Kemal Sunal ve Şener Şen gibi usta oyuncuların rol aldığı  filmlerde neredeyse bütün dindar tipleri aynıdır. Bu filmlerde ev sahipleri dindardır ve kiracılarını sömürür, toprak sahipleri zalimdir, muhafazakârdır ve insanların hakkını yer, dindar görünen patronlar işçilerinin alacağı üç kuruşa göz dikmiştir. Bütün fitneyi köye salan, milletin malında mülkünde, ırzında gözü olan hep ‘hacı-hoca-dindar’ olan kişilerdir.

Bir kesimde din afyondur yalanını işliyor filmlerinde değil mi?

Özellikle sol kesimin yaptığı filmlerde dindar tiplemelerine yoğun bir şekilde vurgulanan din karşıtlığı da eklenir. Bu filmlerde Din, komünizmin klasik sloganlarıyla ‘egemen güçler’ tarafından ‘halkı uyutmak amacıyla sunulan afyon’ ve ‘geriliği temsil eden’ değerler olarak sunulmuş; din adamı ve dindar insanlar da halkın ezildiği sistemde hep güçlüden yana yer almıştır.

25.KAREYE DİKKAT !

 25 kare konusundaki görüşlerinizi merak ediyorum hocam, bilinçaltını etkilemek için, batı bunu biliyor ama bizim sinemacılarımız da bunu kullanıyor mu?

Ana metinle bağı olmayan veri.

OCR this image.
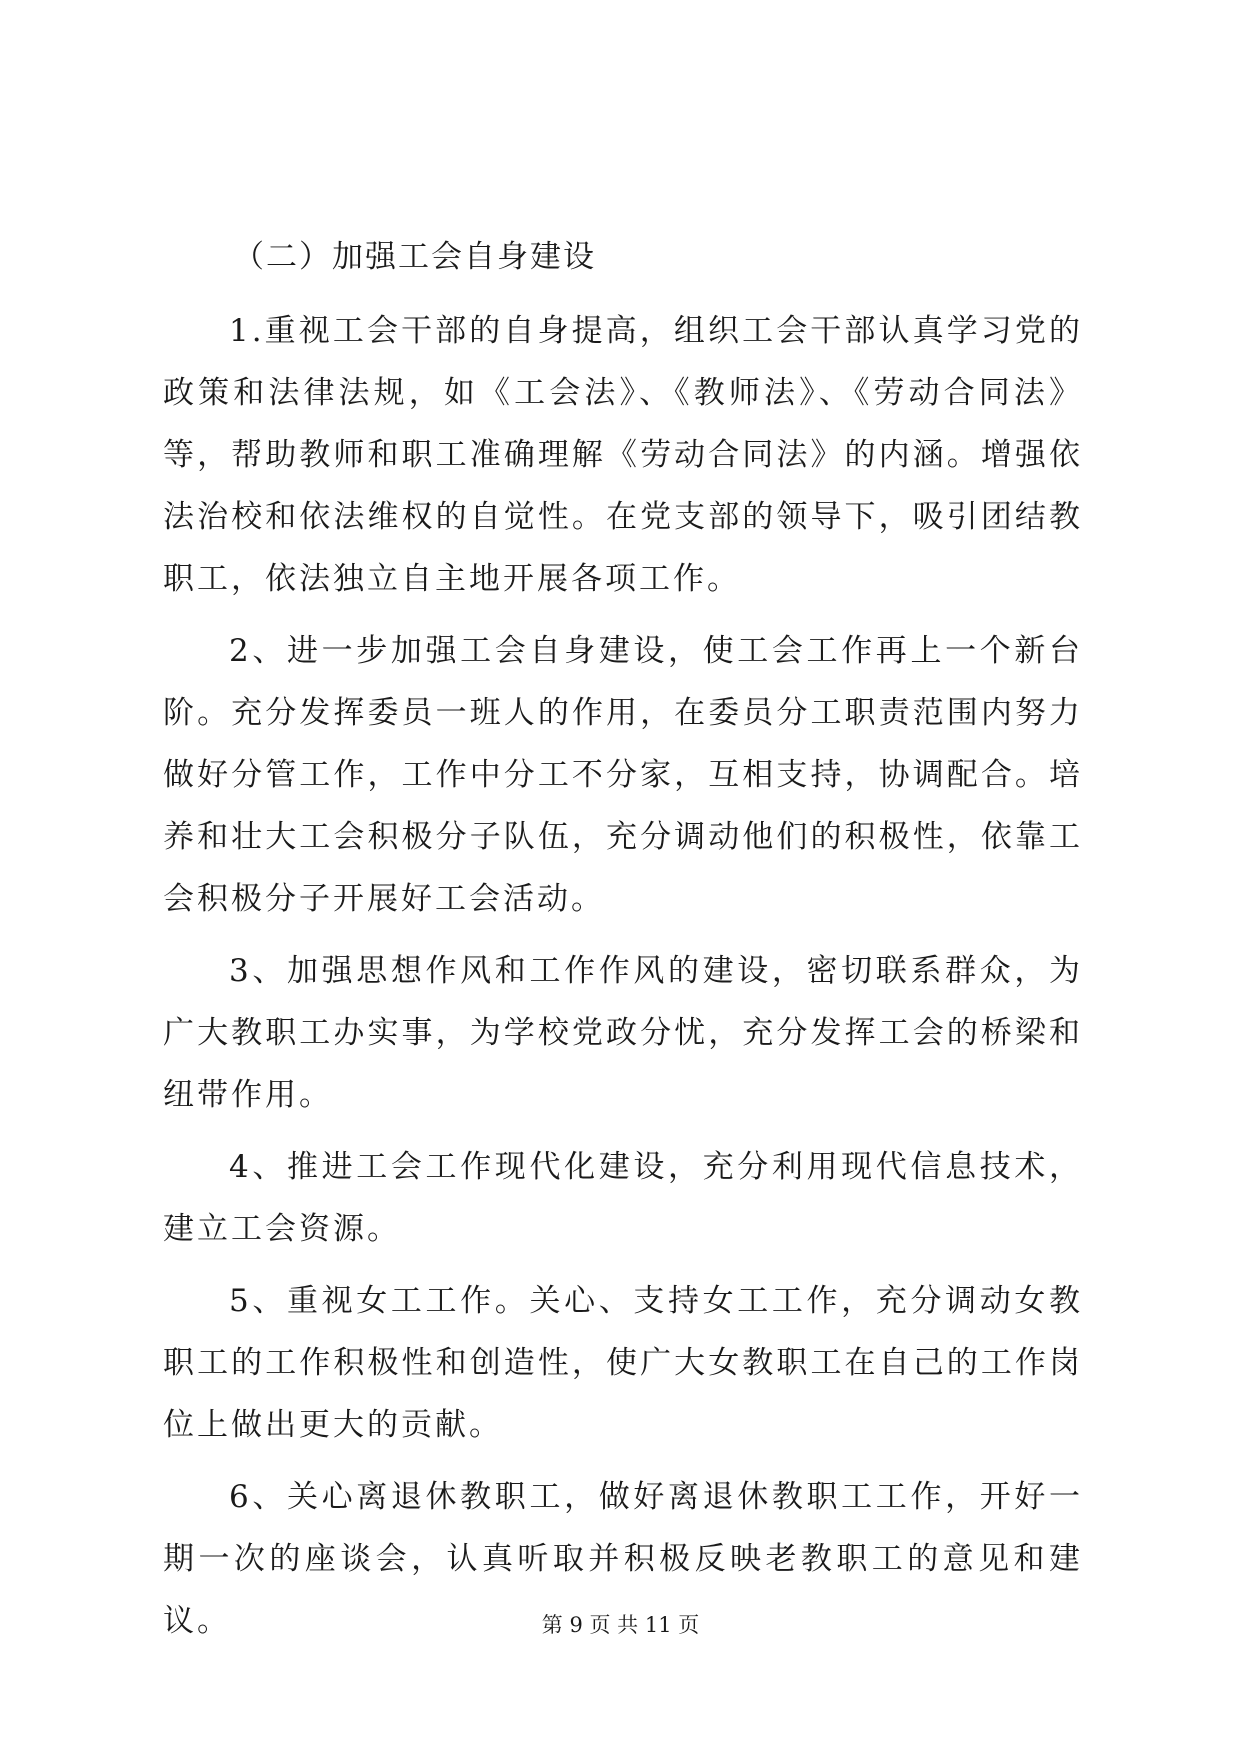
（二）加强工会自身建设

1.重视工会干部的自身提高，组织工会干部认真学习党的政策和法律法规，如《工会法》、《教师法》、《劳动合同法》等，帮助教师和职工准确理解《劳动合同法》的内涵。增强依法治校和依法维权的自觉性。在党支部的领导下，吸引团结教职工，依法独立自主地开展各项工作。

2、进一步加强工会自身建设，使工会工作再上一个新台阶。充分发挥委员一班人的作用，在委员分工职责范围内努力做好分管工作，工作中分工不分家，互相支持，协调配合。培养和壮大工会积极分子队伍，充分调动他们的积极性，依靠工会积极分子开展好工会活动。

3、加强思想作风和工作作风的建设，密切联系群众，为广大教职工办实事，为学校党政分忧，充分发挥工会的桥梁和纽带作用。

4、推进工会工作现代化建设，充分利用现代信息技术，建立工会资源。

5、重视女工工作。关心、支持女工工作，充分调动女教职工的工作积极性和创造性，使广大女教职工在自己的工作岗位上做出更大的贡献。

6、关心离退休教职工，做好离退休教职工工作，开好一期一次的座谈会，认真听取并积极反映老教职工的意见和建议。	第 9 页 共 11 页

  “Bilinç dışı olmakla birlikte, dilendiğinde kapsamındakilerin bilince çağrılabildiği zihin bölgesi, şuuraltı, tahteşşuur” olarak tanımlanan bilinçaltı, bilinçli algılamanın dışında kalan tüm zihinsel olayları içerir. Bilim adamlarının genel kanaatine göre, insan beynine gelen verilerin ancak binde biri bilinç seviyesinde algılanıp, işlenebilmekte geri kalan veriler bilinçaltı tarafından algılanmakta ve kaydedilmektedir.

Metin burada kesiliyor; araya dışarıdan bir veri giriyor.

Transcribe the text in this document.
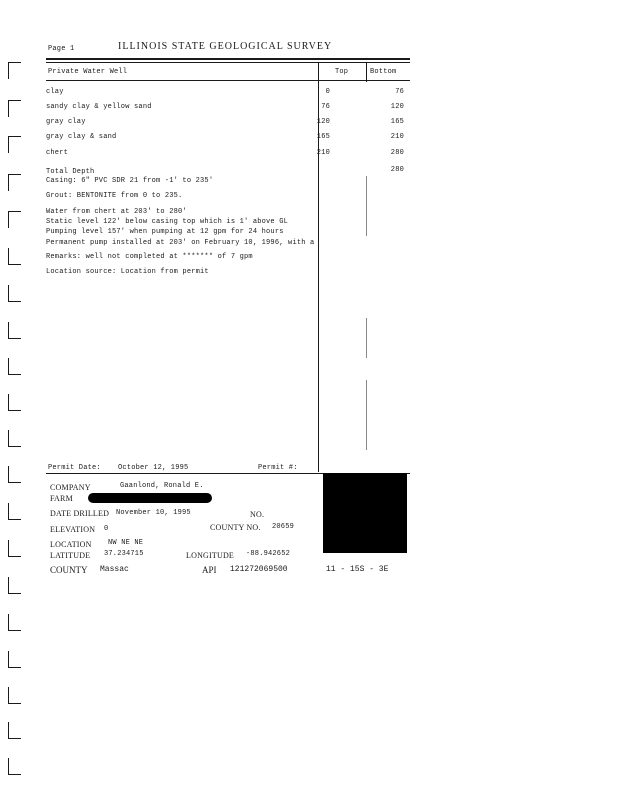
Page 1	ILLINOIS STATE GEOLOGICAL SURVEY
Private Water Well	Top	Bottom
clay	0	76
sandy clay & yellow sand	76	120
gray clay	120	165
gray clay & sand	165	210
chert	210	280
Total Depth	280
Casing: 6" PVC SDR 21 from -1' to 235'
Grout: BENTONITE from 0 to 235.
Water from chert at 203' to 280'
Static level 122' below casing top which is 1' above GL
Pumping level 157' when pumping at 12 gpm for 24 hours
Permanent pump installed at 203' on February 10, 1996, with a
Remarks: well not completed at ******* of 7 gpm
Location source: Location from permit
Permit Date: October 12, 1995	Permit #:
COMPANY	Gaanlond, Ronald E.
FARM
DATE DRILLED November 10, 1995	NO.
ELEVATION 0	COUNTY NO. 20659
LOCATION NW NE NE
LATITUDE 37.234715	LONGITUDE -88.942652
COUNTY Massac	API 121272069500	11 - 15S - 3E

Bilinçaltına mesaj vermek için genellikle üç yöntem kullanılmaktadır. Bu üç yöntemde de dikkatleri çekmek için doğum ve ölümle ilgili yazı, sembol ve görüntüler kullanılmaktadır. Çünkü bazı  psikologlara göre insan en çok hayatın başlangıcı (doğum/cinsellik) ve hayatın sonuna (ölüm/şiddet) ilgi duymakta, bunlarla ilgili şeyler daha çok dikkatini çekmektedir. Bu yöntemlerden biri de 25. Kare tekniğidir.

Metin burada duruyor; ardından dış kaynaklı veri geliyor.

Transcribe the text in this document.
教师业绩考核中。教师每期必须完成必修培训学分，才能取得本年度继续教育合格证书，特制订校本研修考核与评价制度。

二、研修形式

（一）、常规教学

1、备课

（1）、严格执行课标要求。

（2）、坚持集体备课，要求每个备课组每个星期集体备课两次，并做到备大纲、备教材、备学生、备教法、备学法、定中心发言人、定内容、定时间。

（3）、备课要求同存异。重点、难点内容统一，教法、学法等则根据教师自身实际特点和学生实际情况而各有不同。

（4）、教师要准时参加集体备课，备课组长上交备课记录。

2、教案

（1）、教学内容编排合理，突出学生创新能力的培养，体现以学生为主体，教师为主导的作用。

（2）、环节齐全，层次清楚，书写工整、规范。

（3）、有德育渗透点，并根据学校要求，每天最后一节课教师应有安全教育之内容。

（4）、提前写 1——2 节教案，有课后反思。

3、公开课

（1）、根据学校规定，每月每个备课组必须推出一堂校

İlk olarak uzun yıllar önce Takistoskop adı verilen cihazla uygulanan bu yöntemle bilincin algılayamayacağı hızda yazı ve görüntüler verilmekte ve bunlar bilinçaltı tarafından algılanarak insan davranışları üzerinde etkili olmaktadır. Sinema filmlerinde 1 saniyelik görüntü 24 kareden (fotoğraftan) oluşmaktadır. Fakat insan beyni bu 24 kareyi ayrı ayrı algılayamamakta, hepsi birden insan beyninde bir devamlılık duygusu oluşturmaktadır. Hepsi birbirinin devamı olan 24 kareye farklı bir kare eklendiğinde bu 25. kare insan beyni tarafından algılanamamaktadır.

Bilinçaltına yönelik olan mesaj 25. kareye yerleştirilmekte ve bu mesaj ancak yavaşlatılmış şekilde izlenildiğinde fark edilebilmektedir. Örneğin “The Lord of The Rings” (Yüzüklerin Efendisi), “Minority Report” (Azınlık Raporu) ve “Fight Club” (Dövüş Kulübü) gibi birçok filmde bu teknik kullanılmıştır.

Bilinçaltı mesajları tespit etmek çok zordur. Bu nedenle herhangi bir filmde bilinçaltı mesajın olmadığını iddia etmek için her saniyesini yavaşlatılmış olarak izlemek gerekir. Böyle bir araştırma yapma imkanım olmadığı için Türk filmlerinde bilinçaltı mesajın olup olmadığını söyleyemem.  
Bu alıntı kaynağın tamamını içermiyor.